In many parts of the world, the message is already being heeded. Both chambers of the Russian parliament have voted to ratify the Kyoto treaty on climate change, and President Putin has signed it into force. The accession of Russia will bring the treaty into effect worldwide early next year. Mr Putin's decision, while clearly political, is especially laudable, given that Russia arguably has as much to gain - a warmer, more hospitable Siberia - as to lose from a rise in global temperatures.

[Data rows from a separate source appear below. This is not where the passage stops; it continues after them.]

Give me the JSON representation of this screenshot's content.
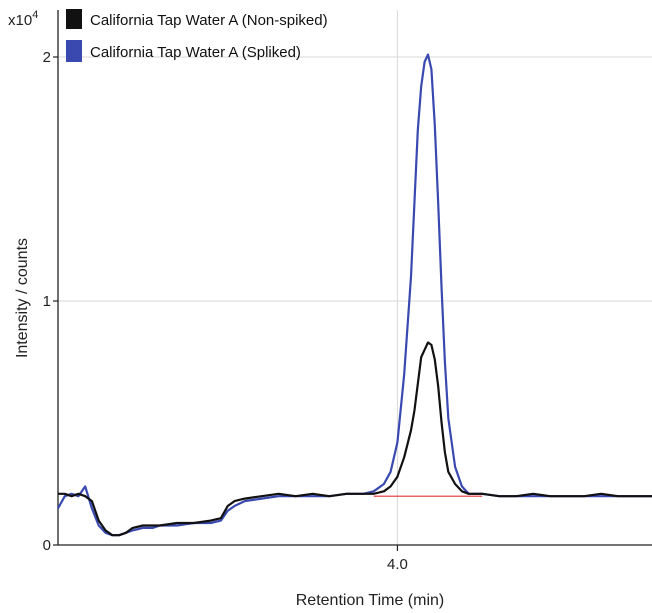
{
  "chart_data": {
    "type": "line",
    "title": "",
    "xlabel": "Retention Time (min)",
    "ylabel": "Intensity / counts",
    "y_scale_label": "x10",
    "y_scale_exponent": "4",
    "xlim": [
      3.0,
      4.75
    ],
    "ylim": [
      0,
      2.1
    ],
    "x_ticks": [
      {
        "value": 4.0,
        "label": "4.0"
      }
    ],
    "y_ticks": [
      {
        "value": 0,
        "label": "0"
      },
      {
        "value": 1,
        "label": "1"
      },
      {
        "value": 2,
        "label": "2"
      }
    ],
    "grid": true,
    "legend_position": "top-left",
    "baseline": {
      "x": [
        3.93,
        4.25
      ],
      "y": [
        0.2,
        0.2
      ],
      "color": "#e03030"
    },
    "series": [
      {
        "name": "California Tap Water A (Non-spiked)",
        "color": "#111111",
        "x": [
          3.0,
          3.02,
          3.04,
          3.06,
          3.08,
          3.1,
          3.12,
          3.14,
          3.16,
          3.18,
          3.2,
          3.22,
          3.25,
          3.28,
          3.3,
          3.35,
          3.4,
          3.45,
          3.48,
          3.5,
          3.52,
          3.55,
          3.6,
          3.65,
          3.7,
          3.75,
          3.8,
          3.85,
          3.9,
          3.93,
          3.96,
          3.98,
          4.0,
          4.02,
          4.04,
          4.05,
          4.06,
          4.07,
          4.08,
          4.09,
          4.1,
          4.11,
          4.12,
          4.13,
          4.14,
          4.15,
          4.17,
          4.19,
          4.21,
          4.25,
          4.3,
          4.35,
          4.4,
          4.45,
          4.5,
          4.55,
          4.6,
          4.65,
          4.7,
          4.75
        ],
        "y": [
          0.21,
          0.21,
          0.2,
          0.21,
          0.2,
          0.18,
          0.1,
          0.06,
          0.04,
          0.04,
          0.05,
          0.07,
          0.08,
          0.08,
          0.08,
          0.09,
          0.09,
          0.1,
          0.11,
          0.16,
          0.18,
          0.19,
          0.2,
          0.21,
          0.2,
          0.21,
          0.2,
          0.21,
          0.21,
          0.21,
          0.22,
          0.24,
          0.28,
          0.36,
          0.47,
          0.55,
          0.66,
          0.77,
          0.8,
          0.83,
          0.82,
          0.76,
          0.65,
          0.5,
          0.38,
          0.3,
          0.25,
          0.22,
          0.21,
          0.21,
          0.2,
          0.2,
          0.21,
          0.2,
          0.2,
          0.2,
          0.21,
          0.2,
          0.2,
          0.2
        ]
      },
      {
        "name": "California Tap Water A (Spliked)",
        "color": "#3a49b0",
        "x": [
          3.0,
          3.02,
          3.04,
          3.06,
          3.08,
          3.1,
          3.12,
          3.14,
          3.16,
          3.18,
          3.2,
          3.22,
          3.25,
          3.28,
          3.3,
          3.35,
          3.4,
          3.45,
          3.48,
          3.5,
          3.52,
          3.55,
          3.6,
          3.65,
          3.7,
          3.75,
          3.8,
          3.85,
          3.9,
          3.93,
          3.96,
          3.98,
          4.0,
          4.02,
          4.04,
          4.05,
          4.06,
          4.07,
          4.08,
          4.09,
          4.1,
          4.11,
          4.12,
          4.13,
          4.14,
          4.15,
          4.17,
          4.19,
          4.21,
          4.25,
          4.3,
          4.35,
          4.4,
          4.45,
          4.5,
          4.55,
          4.6,
          4.65,
          4.7,
          4.75
        ],
        "y": [
          0.15,
          0.2,
          0.21,
          0.2,
          0.24,
          0.15,
          0.08,
          0.05,
          0.04,
          0.04,
          0.05,
          0.06,
          0.07,
          0.07,
          0.08,
          0.08,
          0.09,
          0.09,
          0.1,
          0.14,
          0.16,
          0.18,
          0.19,
          0.2,
          0.2,
          0.2,
          0.2,
          0.21,
          0.21,
          0.22,
          0.25,
          0.3,
          0.42,
          0.7,
          1.1,
          1.4,
          1.7,
          1.88,
          1.98,
          2.01,
          1.95,
          1.72,
          1.4,
          1.05,
          0.75,
          0.52,
          0.32,
          0.24,
          0.21,
          0.21,
          0.2,
          0.2,
          0.2,
          0.2,
          0.2,
          0.2,
          0.2,
          0.2,
          0.2,
          0.2
        ]
      }
    ]
  }
}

The signal exception - the one large country that is not only doing nothing to slow the effects of climate change, but is still refusing to accept the basic arguments - is the one country whose contribution could count for more than that of any other: the United States. How often is it necessary to rehearse the facts? Among developed countries, the US is the world's biggest consumer of fossil fuels; it is the world's biggest polluter, a nation of multiple car-owners with some of the most lightly taxed fuel and some of the least demanding regulations on energy efficiency. It is the only G8 country not to have signed up to Kyoto.

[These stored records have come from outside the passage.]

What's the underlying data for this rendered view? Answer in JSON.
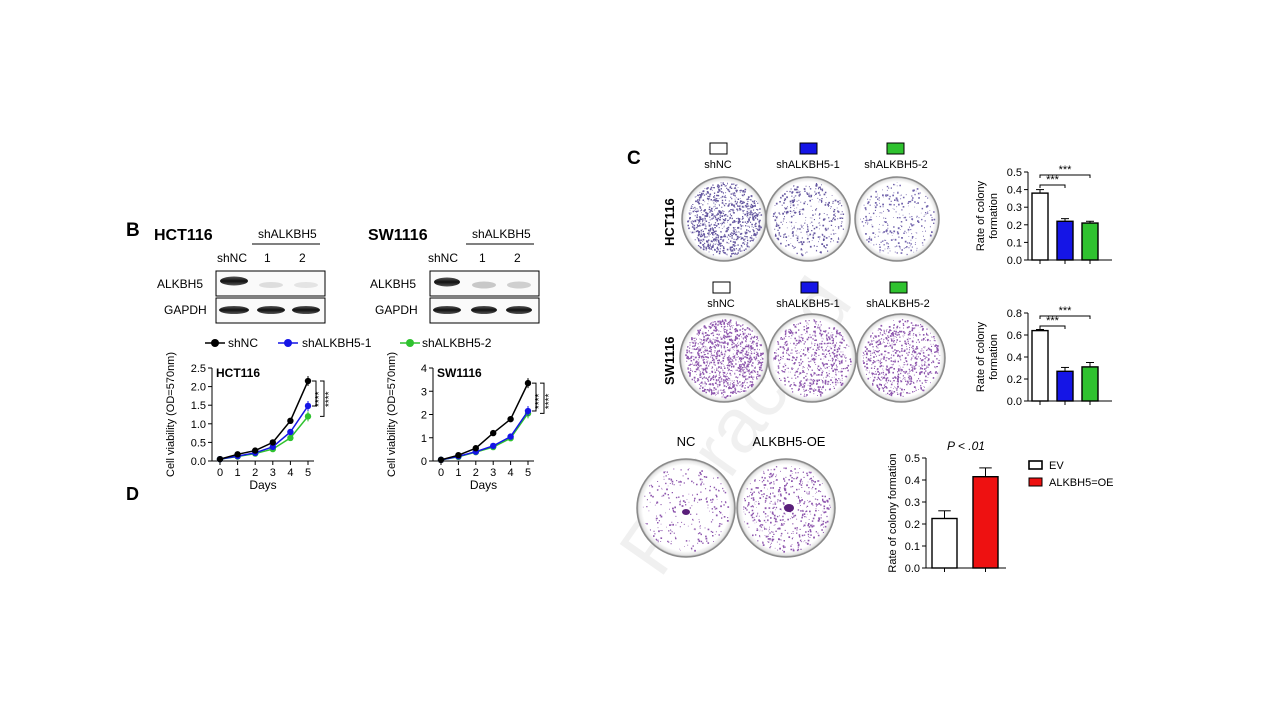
{
  "panels": {
    "b": {
      "letter": "B",
      "cell_lines": [
        "HCT116",
        "SW1116"
      ],
      "group": "shALKBH5",
      "lanes": [
        "shNC",
        "1",
        "2"
      ],
      "rows": [
        "ALKBH5",
        "GAPDH"
      ]
    },
    "c": {
      "letter": "C",
      "samples": [
        "shNC",
        "shALKBH5-1",
        "shALKBH5-2"
      ],
      "cell_lines": [
        "HCT116",
        "SW1116"
      ]
    },
    "d": {
      "letter": "D"
    },
    "oe": {
      "samples": [
        "NC",
        "ALKBH5-OE"
      ]
    }
  },
  "colors": {
    "shNC": "#000000",
    "sh1": "#1515e6",
    "sh2": "#2fc22f",
    "oe": "#ee1111",
    "plate": "#7a3aa0"
  },
  "watermark": "Retracted",
  "chart_data": [
    {
      "type": "line",
      "title": "HCT116",
      "xlabel": "Days",
      "ylabel": "Cell viability (OD=570nm)",
      "x": [
        0,
        1,
        2,
        3,
        4,
        5
      ],
      "ylim": [
        0,
        2.5
      ],
      "yticks": [
        "0.0",
        "0.5",
        "1.0",
        "1.5",
        "2.0",
        "2.5"
      ],
      "series": [
        {
          "name": "shNC",
          "values": [
            0.05,
            0.18,
            0.28,
            0.5,
            1.08,
            2.15
          ]
        },
        {
          "name": "shALKBH5-1",
          "values": [
            0.05,
            0.13,
            0.22,
            0.38,
            0.78,
            1.48
          ]
        },
        {
          "name": "shALKBH5-2",
          "values": [
            0.05,
            0.12,
            0.2,
            0.32,
            0.62,
            1.2
          ]
        }
      ],
      "significance": [
        "****",
        "****"
      ]
    },
    {
      "type": "line",
      "title": "SW1116",
      "xlabel": "Days",
      "ylabel": "Cell viability (OD=570nm)",
      "x": [
        0,
        1,
        2,
        3,
        4,
        5
      ],
      "ylim": [
        0,
        4
      ],
      "yticks": [
        "0",
        "1",
        "2",
        "3",
        "4"
      ],
      "series": [
        {
          "name": "shNC",
          "values": [
            0.05,
            0.25,
            0.55,
            1.2,
            1.8,
            3.35
          ]
        },
        {
          "name": "shALKBH5-1",
          "values": [
            0.05,
            0.2,
            0.4,
            0.65,
            1.05,
            2.15
          ]
        },
        {
          "name": "shALKBH5-2",
          "values": [
            0.05,
            0.18,
            0.38,
            0.6,
            0.98,
            2.05
          ]
        }
      ],
      "significance": [
        "****",
        "****"
      ]
    },
    {
      "type": "bar",
      "ylabel": "Rate of colony formation",
      "categories": [
        "shNC",
        "shALKBH5-1",
        "shALKBH5-2"
      ],
      "values": [
        0.38,
        0.22,
        0.21
      ],
      "errors": [
        0.02,
        0.015,
        0.01
      ],
      "ylim": [
        0,
        0.5
      ],
      "yticks": [
        "0.0",
        "0.1",
        "0.2",
        "0.3",
        "0.4",
        "0.5"
      ],
      "significance": [
        "***",
        "***"
      ]
    },
    {
      "type": "bar",
      "ylabel": "Rate of colony formation",
      "categories": [
        "shNC",
        "shALKBH5-1",
        "shALKBH5-2"
      ],
      "values": [
        0.64,
        0.27,
        0.31
      ],
      "errors": [
        0.01,
        0.035,
        0.04
      ],
      "ylim": [
        0,
        0.8
      ],
      "yticks": [
        "0.0",
        "0.2",
        "0.4",
        "0.6",
        "0.8"
      ],
      "significance": [
        "***",
        "***"
      ]
    },
    {
      "type": "bar",
      "ylabel": "Rate of colony formation",
      "title": "P < .01",
      "categories": [
        "EV",
        "ALKBH5=OE"
      ],
      "values": [
        0.225,
        0.415
      ],
      "errors": [
        0.035,
        0.04
      ],
      "ylim": [
        0,
        0.5
      ],
      "yticks": [
        "0.0",
        "0.1",
        "0.2",
        "0.3",
        "0.4",
        "0.5"
      ],
      "legend": [
        "EV",
        "ALKBH5=OE"
      ],
      "legend_position": "right"
    }
  ]
}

Although a number of US states, notably in the north-west of the country and adjoining Canada, are environmentally aware and alert to the risks of climate change, the federal government and Congress have rejected the Kyoto treaty outright, arguing that it would increase spending and cost jobs. The re-election of George Bush and the increased Republican majorities in Congress offer no hope at all that there will be any change of heart.

On the contrary, a senior Bush adviser and global warming specialist, Myron Ebell, has already been involved in a spat with the British government's chief scientist, Sir David King, challenging his credentials to speak about climate science. Sir David's offence was apparently to have described climate change as a greater threat to the world than terrorism. It can surely be only a matter of time before Mr Bush re-submits his Bill to authorise prospecting for oil and gas in the ecologically protected region of Alaska. Worse, the new Congress might even be disposed to pass it, especially if prices of imported energy continue to rise.

Climate change and US opposition to Kyoto are issues that the Prime Minister must raise when he meets Mr Bush in Washington today and tomorrow. As Mr Blair stated, before his departure, perhaps with too great a sense of defeatism, "None of Britain's aims on climate change, Middle East peace or other world affairs can be met without US help."

The point of a close alliance, however, is not only to discuss issues where there is, or could be, agreement, but to present the argument when the differences are principled and acute - as they are on Kyoto. If scientific formulae, melting polar ice-caps and rising water levels are insufficient to drive the message on climate change home to Americans, perhaps the prospect of starving polar bears will.